Each year, the American Foundation for Suicide Prevention hosts the Out of the Darkness Walk for Suicide Prevention. On Nov. 7, Samford students and faculty attended the walk to help promote suicide awareness on campus and in the Birmingham community.
University Counselor and Wellness Coordinator Lyndsay Clark has been in charge of organizing a group from Samford to attend the walk over the past three years.
“It is a hard thing to talk about. It’s hard for somebody to come even one-on-one in the counseling setting and talk about it, so for sure it’s not something where people are like, ‘I want to go learn about suicide,’ so we do our best,” Clark said.
The Out of the Darkness Walk is a fundraising event where the money raised is put toward suicide prevention efforts. The walk was held at Veteran’s Park in Birmingham. There are always food trucks and vendors at the event, making it lively and enjoyable for those in attendance. Clark explained that there was also a bead station, where participants chose different colored beads to wear while walking.
“(Each color) represents how you are connected to the topic of suicide,” Clark said.
Before the walk began, several speakers gave testimonies of their own experiences with suicide, including Samford Political Science Professor Marissa Grayson. Grayson is the former chair of the Alabama chapter of AFSP and the current chair of the Out of the Darkness Walk.
“The Birmingham Out of the Darkness Walk is a time for people impacted by suicide, whether they lost a loved one, have lived experience, work in the mental health profession or just care about the cause, to come together to raise funds for suicide prevention and spread a message of hope,” Grayson said. “The walk allows people to grieve together, to support one another, to remind each other they are not alone and to connect with resources in the area.”

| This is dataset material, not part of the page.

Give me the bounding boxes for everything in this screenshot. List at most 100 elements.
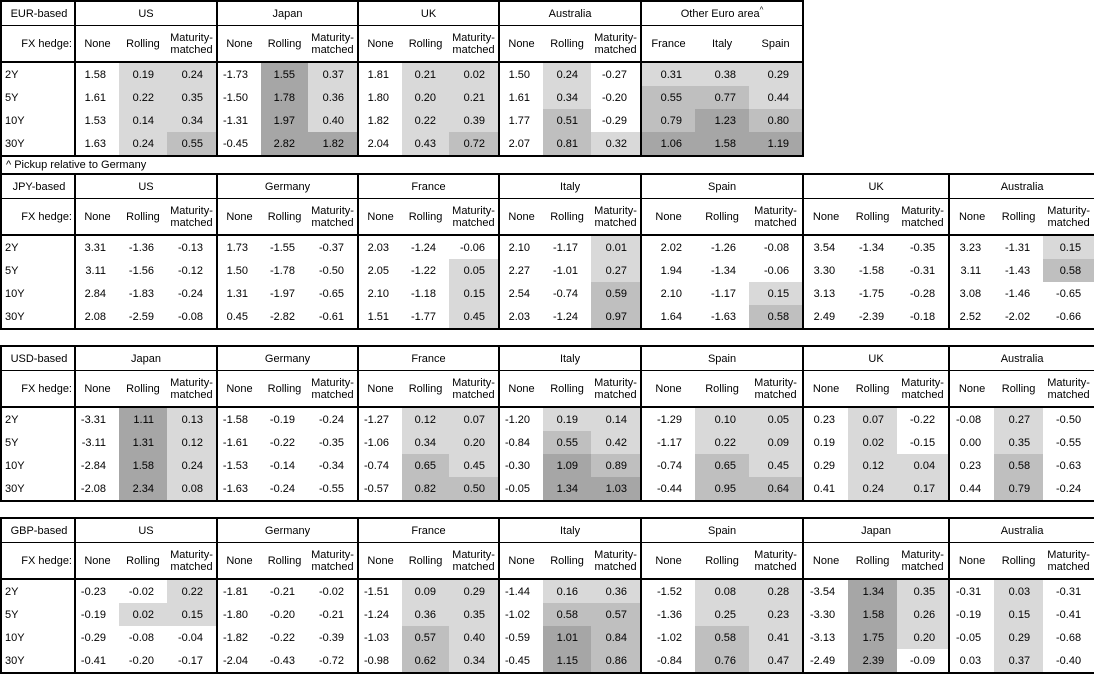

A group of around 10 students and faculty from Samford attended the event with the Counseling and Wellness Office. Two graduate programs, the McWhorter School of Pharmacy and Cumberland School of Law, also brought large groups of students to the walk.
Clark explained that she was made aware of the event about three years ago, and Samford has sent a group ever since. This is Clark’s seventh year on staff at Samford, and she said that in the past few years, she has tried to provide more than just one-on-one therapy on campus, such as wellness cadres and other opportunities to discuss mental health. She tries to identify a specific wellness topic once a month. In September, the office focused on sexual assault awareness, and in November, they are focusing on depression and suicide.
“We have a good bit of students who come in and have had passing thoughts. It is something that’s pretty private; it’s hard to talk about in general. Being a part of the walk and putting information out there feels helpful. Maybe a student who needs it will stumble upon it,” Clark said.
Clark said that she believes the topic of suicide is very important to discuss, especially on a college campus where students are going through a lot of psychosocial developmental change.
“I think it’s good to talk about hard and awkward things. And that’s true in any field. We’re in a higher-ed setting, which is where students are exposed to new thoughts or new ideas or new ways of thinking about mental health or holistic health,” Clark said. “It just feels like a really great place to put that on students’ radars.”
AFSP had another successful fundraiser this year as it continues to raise money for suicide prevention efforts and education. Clark and the rest of the Counseling Office is looking forward to attending the walk again next year, and she encourages students to utilize the on-campus resources to educate themselves and others on important topics such as this.